Recado a Jorge Gonçalves



 Dario Franco

          O terreno é aqui mesmo pras bandas de Porto Grande. Acho que está nas margens do Araguari, mas nem sei em que altura. Posso dizer que esse terreno serve como retiro aos Gonçalves, não pra fugirem das tormentas da cidade, mas, quem sabe pra cumprirem um rito atávico de conquista ou até mesmo pra se aproximarem das origens que remontam há pouco mais de quinhentos anos.

          Ainda que muito presente em suas vidas, falam dele acidentalmente. Quase sempre quando perguntados sobre os destinos dos muito próximos, ou quando informam os seus próprios. E a D. Sílvia? E o Márcio? Estão lá no terreno. Foram para o terreno. Voltam hoje do terreno. Semana que vem vou pro terreno. Plantei umas manivas no terreno. Deixei meu irmão lá no terreno. Vou comemorar o Dia das Mães, com os irmãos e a mãe, lá no terreno. Qualquer dia vou lhes levar ao terreno para uma pescaria. Só vou poder lhe encontrar na segunda-feira, hoje estou aqui no terreno.

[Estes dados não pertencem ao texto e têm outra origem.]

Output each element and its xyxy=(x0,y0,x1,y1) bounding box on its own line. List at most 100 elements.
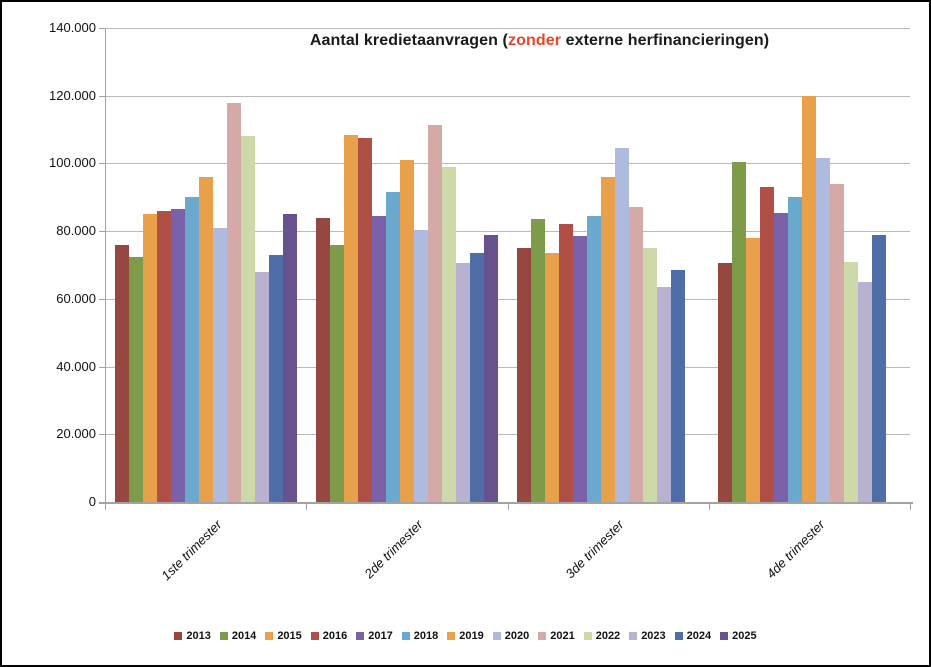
bar-2019-q2 xyxy=(399,160,414,502)
legend-item-2017: 2017 xyxy=(356,630,393,642)
bar-2024-q1 xyxy=(268,254,283,502)
legend-item-2024: 2024 xyxy=(674,630,712,642)
y-axis-tick xyxy=(99,163,105,165)
bar-2022-q4 xyxy=(844,261,859,502)
bar-2016-q4 xyxy=(760,187,775,502)
bar-2021-q4 xyxy=(830,183,845,502)
gridline xyxy=(105,298,910,300)
bar-2023-q4 xyxy=(858,281,873,502)
bar-2018-q4 xyxy=(788,197,803,502)
legend-swatch-icon xyxy=(356,632,365,640)
gridline xyxy=(105,95,910,97)
bar-2021-q2 xyxy=(427,124,442,502)
legend-item-2015: 2015 xyxy=(265,630,302,642)
bar-2014-q1 xyxy=(128,256,143,502)
legend-label: 2025 xyxy=(732,630,757,642)
chart-title-text-before: Aantal kredietaanvragen ( xyxy=(309,32,508,49)
legend-label: 2015 xyxy=(277,630,302,642)
legend-item-2021: 2021 xyxy=(538,630,575,642)
bar-2014-q4 xyxy=(732,161,747,502)
gridline xyxy=(105,163,910,165)
legend-swatch-icon xyxy=(538,632,547,640)
x-category-label: 2de trimester xyxy=(361,517,426,582)
gridline xyxy=(105,28,910,29)
bar-2014-q3 xyxy=(531,219,546,502)
y-axis-tick xyxy=(99,366,105,368)
legend: 2013 2014 2015 2016 2017 2018 2019 2020 2021 2022… xyxy=(2,630,929,642)
legend-item-2018: 2018 xyxy=(401,630,439,642)
bar-2017-q1 xyxy=(170,209,185,502)
chart-title-text-after: externe herfinancieringen) xyxy=(561,32,770,49)
y-axis-tick xyxy=(99,231,105,233)
bar-2020-q2 xyxy=(413,229,428,502)
bar-2019-q3 xyxy=(601,177,616,502)
bar-2020-q3 xyxy=(615,148,630,502)
bar-2015-q4 xyxy=(746,237,761,502)
legend-item-2023: 2023 xyxy=(629,630,666,642)
legend-item-2025: 2025 xyxy=(720,630,757,642)
bar-2020-q1 xyxy=(212,227,227,502)
legend-swatch-icon xyxy=(310,632,319,640)
y-axis-tick xyxy=(99,298,105,300)
bar-2015-q1 xyxy=(142,214,157,502)
legend-item-2013: 2013 xyxy=(174,630,211,642)
legend-item-2022: 2022 xyxy=(583,630,621,642)
bar-2017-q2 xyxy=(371,215,386,502)
bar-2015-q2 xyxy=(343,134,358,502)
legend-label: 2017 xyxy=(368,630,393,642)
legend-label: 2013 xyxy=(186,630,211,642)
legend-label: 2018 xyxy=(413,630,439,642)
bar-2025-q1 xyxy=(282,214,297,502)
x-category-label: 3de trimester xyxy=(562,517,627,582)
bar-2017-q4 xyxy=(774,212,789,502)
bar-2016-q2 xyxy=(357,138,372,502)
y-tick-label: 100.000 xyxy=(49,155,96,171)
bar-2018-q2 xyxy=(385,192,400,502)
bar-2022-q3 xyxy=(643,248,658,502)
legend-item-2014: 2014 xyxy=(219,630,257,642)
y-axis-line xyxy=(105,28,106,502)
y-tick-label: 140.000 xyxy=(49,20,96,35)
y-axis-tick xyxy=(99,434,105,436)
bar-2024-q4 xyxy=(872,234,887,502)
legend-label: 2020 xyxy=(504,630,530,642)
legend-label: 2024 xyxy=(686,630,712,642)
legend-item-2016: 2016 xyxy=(310,630,348,642)
bar-2013-q3 xyxy=(517,248,532,502)
bar-2013-q1 xyxy=(114,244,129,502)
gridline xyxy=(105,434,910,436)
legend-label: 2023 xyxy=(641,630,666,642)
legend-swatch-icon xyxy=(265,632,274,640)
x-category-label: 4de trimester xyxy=(763,517,828,582)
legend-swatch-icon xyxy=(401,632,410,640)
bar-2016-q3 xyxy=(559,224,574,502)
legend-label: 2022 xyxy=(595,630,621,642)
legend-label: 2016 xyxy=(322,630,348,642)
bar-2023-q1 xyxy=(254,271,269,502)
x-axis-tick xyxy=(105,504,106,510)
y-axis-tick xyxy=(99,95,105,97)
bar-2018-q3 xyxy=(587,215,602,502)
bar-2013-q2 xyxy=(315,217,330,502)
x-category-label: 1ste trimester xyxy=(157,517,225,584)
legend-label: 2021 xyxy=(550,630,575,642)
bar-2021-q3 xyxy=(629,207,644,502)
x-axis-tick xyxy=(507,504,509,510)
y-tick-label: 0 xyxy=(88,494,96,509)
bar-2013-q4 xyxy=(718,263,733,502)
y-axis-tick xyxy=(99,28,105,29)
legend-swatch-icon xyxy=(174,632,183,640)
bar-2019-q1 xyxy=(198,177,213,502)
y-tick-label: 20.000 xyxy=(56,426,96,442)
legend-swatch-icon xyxy=(447,632,456,640)
bar-2020-q4 xyxy=(816,158,831,502)
bar-2023-q3 xyxy=(657,287,672,502)
bar-2021-q1 xyxy=(226,102,241,502)
y-tick-label: 80.000 xyxy=(56,223,96,239)
y-tick-label: 60.000 xyxy=(56,290,96,306)
legend-label: 2014 xyxy=(231,630,257,642)
bar-2014-q2 xyxy=(329,244,344,502)
bar-2016-q1 xyxy=(156,210,171,502)
bar-2015-q3 xyxy=(545,253,560,502)
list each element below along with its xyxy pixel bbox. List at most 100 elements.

          Pois bem! Faz anos que eu escuto essa referência despretensiosa ou imprecisa à herdade. Se digo despretensiosa talvez seja porque os genéricos terreno, ou retiro, ou sítio, ou fazenda me digam pouco sobre a propriedade. Arrisco um palpite para essa generalidade contumaz: a pouca importância do terreno na economia doméstica, ou a sua pequenez ante o vasto mundo da selva. E pode muito bem ser simples discrição.

          De repente, me ocorre que o substantivo comum, terreno, de tanto usado, poderia ter se transformado impropriamente em um muito próprio nome, que é o que são os substantivos, mas, com ares de comum. Alguém poderá dizer: que mal há nisso? Não há nome de lugar sem lugar? Pasárgada! Onde fica isso? E então!

          Ocorreu-me, ainda assim, nos últimos dias, uma idéia meio que transversa, ou absurda ou extemporânea mesmo: rebatizar ou quem sabe batizar Terreno. Vou sugerir ao Márcio que promova um concurso entre os irmãos, os sobrinhos, os netos para escolher um nome para Terreno.

          Um topônimo que tenha ares de nome próprio; que sugira a beleza escondida que Terreno tem nesta selva amazônica; que seja até uma homenagem a um animal ou a um acidente geográfico como ocorrem em sucurijú, cotias e em baia; que seja sonoro e doce e terno de se dizer. Ou que passe a idéia de bravura ou de terra indomável. Um nome de lugar, enfim, que traduza o que Terreno tem sido para todos os Gonçalves e agregados nesses tantos anos de desfrute e de acolhimento.

          Mas, se fica terreno mesmo deixamos-lhe na mesma classe ou categoria, se quiséssemos usar a nomenclatura arcaica, claro está, mas trocamos-lhe de grupo com as suas conseqüências gramaticais. Grafamos-lhe com maiúscula e conformaremos o uso das preposições. Diremos, então, que D. Sílvia foi passar a semana em Terreno e não mais no terreno. Que passaremos o feriado em Terreno. E que Márcio voltará de Terreno na segunda-feira de manhã. Por oportuno, informo ao Jorge Gonçalves que eu gostaria de, num futuro que não seja muito distante, porque não há muito tempo mais, conhecer Terreno.